Monday, October 7, 2013

What I've Been Reading

David and Goliath: Underdogs, Misfits, and the Art of Battling Giants by Malcolm Gladwell.

Late last year, something dawned on me and I wrote:

Ever Since Max came into my life:

I am grateful for what I have in my life and realized it was an asset and never worried about what I don't have in life. But now I think it's time to be grateful for what I don't have in my life. There is so much one doesn't have that it not only can be used as a psychological asset but also as potent cognitive and physical asset. I guess, the grey matter realized that sometime this year before I was consciously aware of it.

No kidding, this is essence of Gladwell new book (and more) and I loved it. This is once in life time inspirational offering from Gladwell. Once you read Robert Trivers's book The Folly of Fools: The Logic of Deceit and Self-Deception in Human Life (and his other works) and it would be obvious that we humans are always at the top self deceiving game; I think, Gladwell understands this better than any another writers in the world. I feel lucky to live in a time while he is writing.

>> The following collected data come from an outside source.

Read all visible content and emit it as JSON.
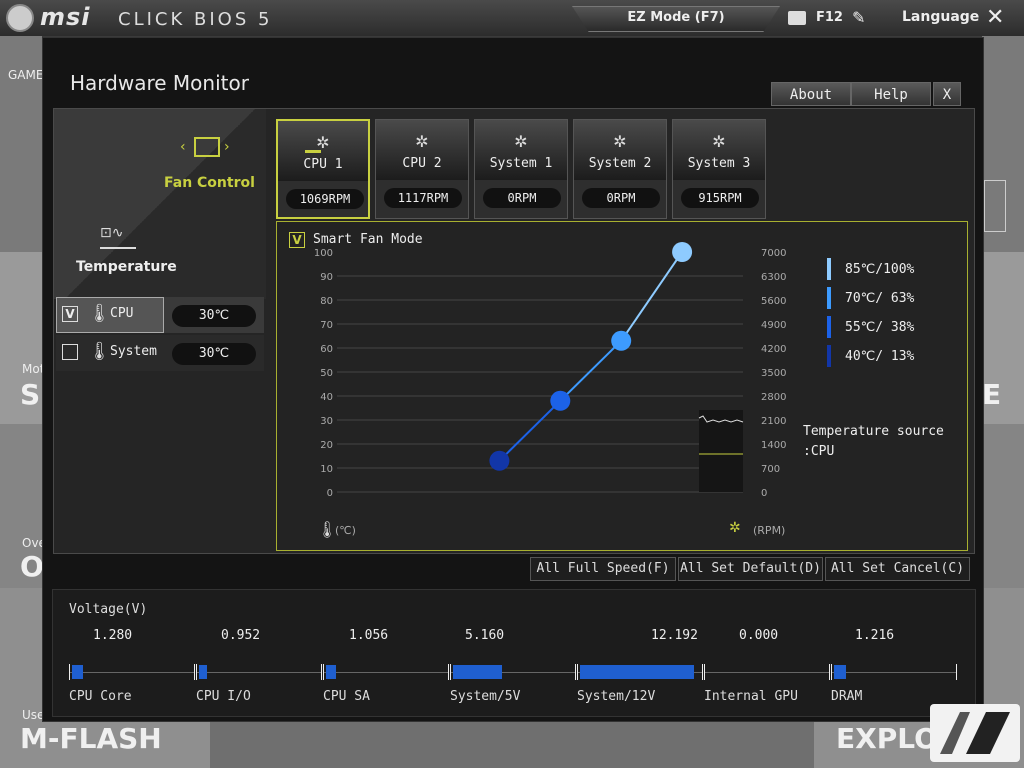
{
  "topbar": {
    "brand": "msi",
    "brand_sub": "CLICK BIOS 5",
    "ez_mode": "EZ Mode (F7)",
    "screenshot_key": "F12",
    "language": "Language",
    "close": "✕"
  },
  "background": {
    "tile_left_top_small": "GAME",
    "tile_left_1_small": "Mot",
    "tile_left_1_big": "SI",
    "tile_left_2_small": "Ove",
    "tile_left_2_big": "O",
    "tile_left_3_small": "Use",
    "tile_left_3_big": "M-FLASH",
    "tile_right_1_big": "E",
    "tile_right_3_big": "EXPLO"
  },
  "modal": {
    "title": "Hardware Monitor",
    "about": "About",
    "help": "Help",
    "close": "X"
  },
  "leftnav": {
    "fan_control": "Fan Control",
    "temperature": "Temperature",
    "sensors": [
      {
        "name": "CPU",
        "value": "30℃",
        "checked": "V"
      },
      {
        "name": "System",
        "value": "30℃",
        "checked": ""
      }
    ]
  },
  "fans": [
    {
      "name": "CPU 1",
      "rpm": "1069RPM"
    },
    {
      "name": "CPU 2",
      "rpm": "1117RPM"
    },
    {
      "name": "System 1",
      "rpm": "0RPM"
    },
    {
      "name": "System 2",
      "rpm": "0RPM"
    },
    {
      "name": "System 3",
      "rpm": "915RPM"
    }
  ],
  "graph": {
    "smart_check": "V",
    "smart_label": "Smart Fan Mode",
    "temp_unit": "(℃)",
    "rpm_unit": "(RPM)",
    "temp_source_line1": "Temperature source",
    "temp_source_line2": ":CPU",
    "legend": [
      {
        "label": "85℃/100%",
        "color": "#8ecbff"
      },
      {
        "label": "70℃/ 63%",
        "color": "#3d9bff"
      },
      {
        "label": "55℃/ 38%",
        "color": "#1c62e8"
      },
      {
        "label": "40℃/ 13%",
        "color": "#1236a8"
      }
    ]
  },
  "chart_data": {
    "type": "line",
    "left_ticks": [
      "100",
      "90",
      "80",
      "70",
      "60",
      "50",
      "40",
      "30",
      "20",
      "10",
      "0"
    ],
    "right_ticks": [
      "7000",
      "6300",
      "5600",
      "4900",
      "4200",
      "3500",
      "2800",
      "2100",
      "1400",
      "700",
      "0"
    ],
    "ylim": [
      0,
      100
    ],
    "series": [
      {
        "points": [
          [
            40,
            13
          ],
          [
            55,
            38
          ],
          [
            70,
            63
          ],
          [
            85,
            100
          ]
        ]
      }
    ],
    "x": [
      40,
      55,
      70,
      85
    ],
    "y": [
      13,
      38,
      63,
      100
    ],
    "point_colors": [
      "#1236a8",
      "#1c62e8",
      "#3d9bff",
      "#8ecbff"
    ]
  },
  "buttons": {
    "full_speed": "All Full Speed(F)",
    "set_default": "All Set Default(D)",
    "set_cancel": "All Set Cancel(C)"
  },
  "voltage": {
    "title": "Voltage(V)",
    "items": [
      {
        "label": "CPU Core",
        "value": "1.280",
        "fill": 0.09
      },
      {
        "label": "CPU I/O",
        "value": "0.952",
        "fill": 0.07
      },
      {
        "label": "CPU SA",
        "value": "1.056",
        "fill": 0.08
      },
      {
        "label": "System/5V",
        "value": "5.160",
        "fill": 0.41
      },
      {
        "label": "System/12V",
        "value": "12.192",
        "fill": 0.95
      },
      {
        "label": "Internal GPU",
        "value": "0.000",
        "fill": 0.0
      },
      {
        "label": "DRAM",
        "value": "1.216",
        "fill": 0.1
      }
    ]
  }
}
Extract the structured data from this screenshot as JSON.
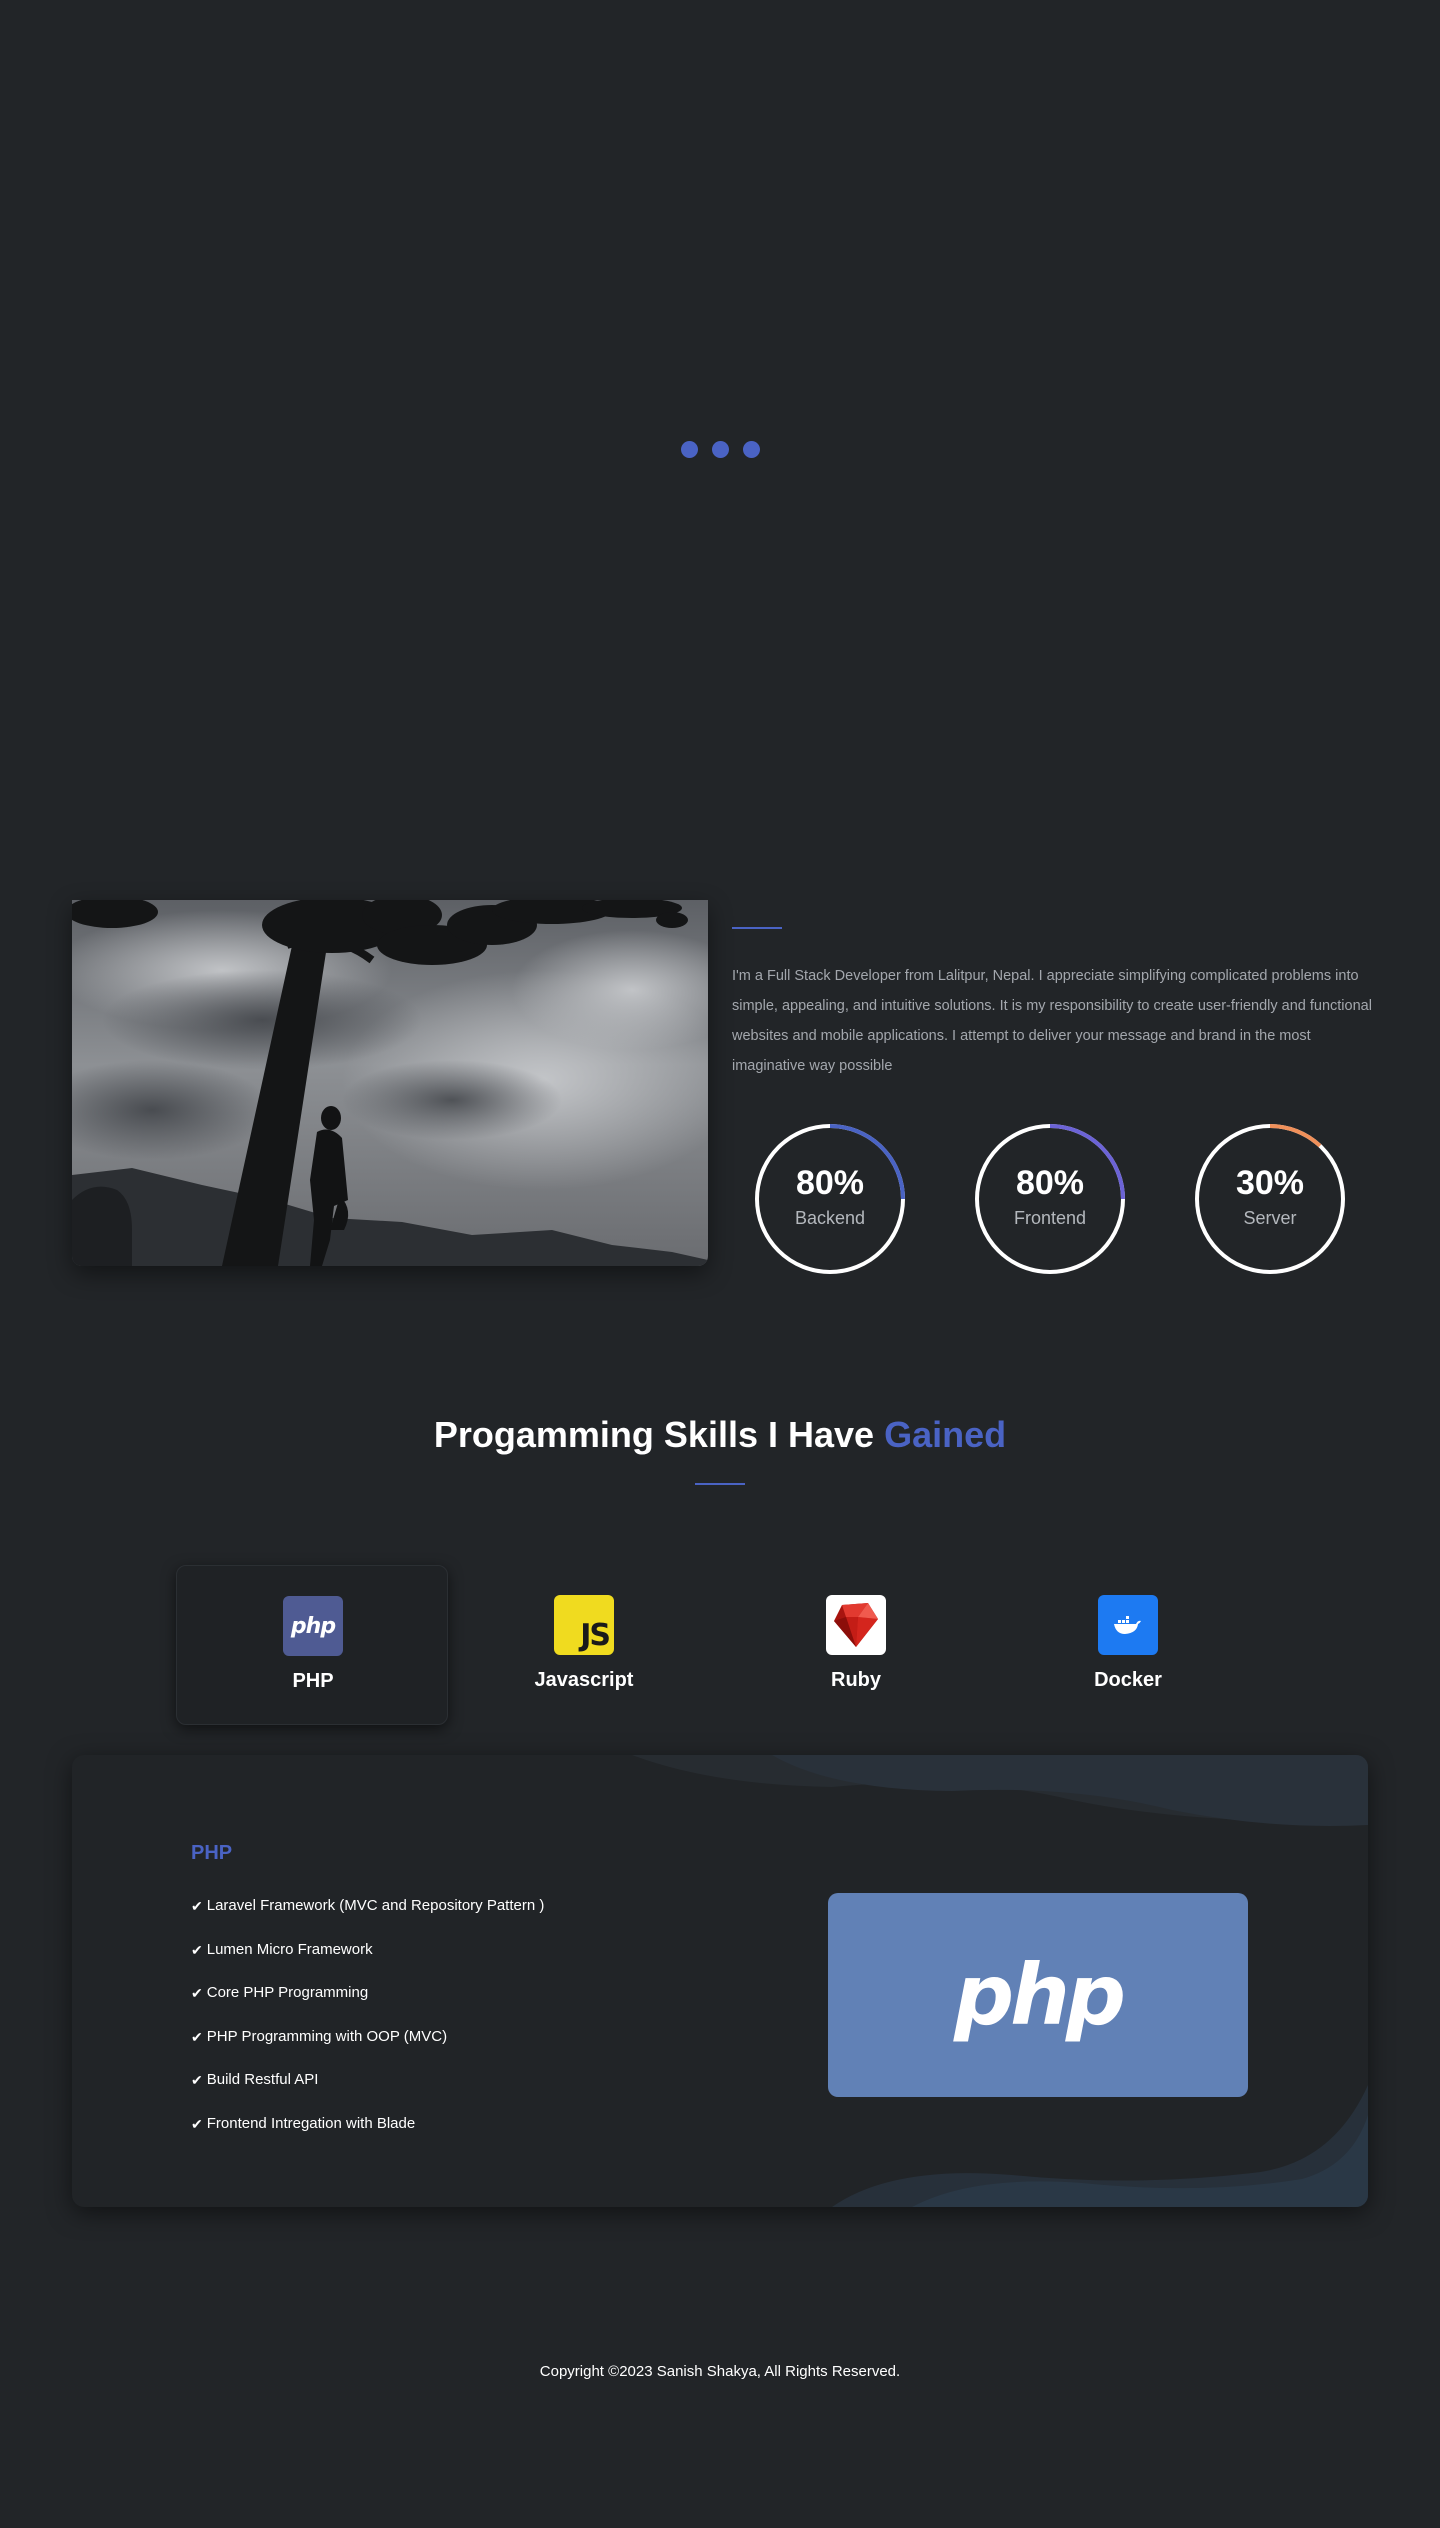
{
  "colors": {
    "background": "#222528",
    "accent": "#4a63c4",
    "card": "#212427",
    "php_tile": "#4f5b93",
    "js_tile": "#f0db1f",
    "docker_tile": "#1d7af2",
    "php_banner": "#6181b6",
    "backend_ring": "#4a63c4",
    "frontend_ring": "#6c63d6",
    "server_ring": "#f0905a"
  },
  "loader": {
    "dots": 3
  },
  "about": {
    "image": "profile-silhouette-under-tree",
    "text": "I'm a Full Stack Developer from Lalitpur, Nepal. I appreciate simplifying complicated problems into simple, appealing, and intuitive solutions. It is my responsibility to create user-friendly and functional websites and mobile applications. I attempt to deliver your message and brand in the most imaginative way possible",
    "stats": [
      {
        "value": "80%",
        "label": "Backend",
        "fraction": 0.25,
        "color": "#4a63c4"
      },
      {
        "value": "80%",
        "label": "Frontend",
        "fraction": 0.25,
        "color": "#6c63d6"
      },
      {
        "value": "30%",
        "label": "Server",
        "fraction": 0.12,
        "color": "#f0905a"
      }
    ]
  },
  "skills": {
    "title_main": "Progamming Skills I Have",
    "title_accent": "Gained",
    "tabs": [
      {
        "label": "PHP",
        "icon": "php-icon",
        "active": true
      },
      {
        "label": "Javascript",
        "icon": "javascript-icon",
        "active": false
      },
      {
        "label": "Ruby",
        "icon": "ruby-icon",
        "active": false
      },
      {
        "label": "Docker",
        "icon": "docker-icon",
        "active": false
      }
    ],
    "tab_icon_text": {
      "php": "php",
      "js": "JS"
    }
  },
  "detail": {
    "heading": "PHP",
    "items": [
      "Laravel Framework (MVC and Repository Pattern )",
      "Lumen Micro Framework",
      "Core PHP Programming",
      "PHP Programming with OOP (MVC)",
      "Build Restful API",
      "Frontend Intregation with Blade"
    ],
    "item_spacing": [
      " ",
      "",
      " ",
      " ",
      " ",
      ""
    ],
    "check_icon": "checkmark-icon",
    "banner_logo": "php"
  },
  "footer": {
    "copyright": "Copyright ©2023 Sanish Shakya, All Rights Reserved."
  }
}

I was given a thorn in my flesh, a messenger of Satan, to torment me. Three times I pleaded with the Lord to take it away from me. But he said to me, “My grace is sufficient for you, for my power is made perfect in weakness.” Therefore I will boast all the more gladly about my weaknesses, so that Christ’s power may rest on me. That is why, for Christ’s sake, I delight in weaknesses, in insults, in hardships, in persecutions, in difficulties. For when I am weak, then I am strong. 
  - Corinthians 12: 7– 10
  • Society frowns on disagreeableness. As human beings we are hardwired to seek the approval of those around us. Yet a radical and transformative thought goes nowhere without the willingness to challenge convention. “If you have a new idea, and it’s disruptive and you’re agreeable, then what are you going to do with that?” says Peterson. “If you worry about hurting people’s feelings and disturbing the social structure, you’re not going to put your ideas forward.” As the playwright George Bernard Shaw once put it: “The reasonable man adapts himself to the world: the unreasonable one persists in trying to adapt the world to himself. Therefore all progress depends on the unreasonable man.”
  • Courage is not something that you already have that makes you brave when the tough times start. Courage is what you earn when you’ve been through the tough times and you discover they aren’t so tough after all.
  • We need to remember that our definition of what is right is, as often as not, simply the way that people in positions of privilege close the door on those on the outside. David has nothing to lose, and because he has nothing to lose, he has the freedom to thumb his nose at the rules set by others. That’s how people with brains a little bit different from the rest of ours get jobs as options traders and Hollywood producers— and a small band of protesters armed with nothing but their wits have a chance against the likes of Bull Connor.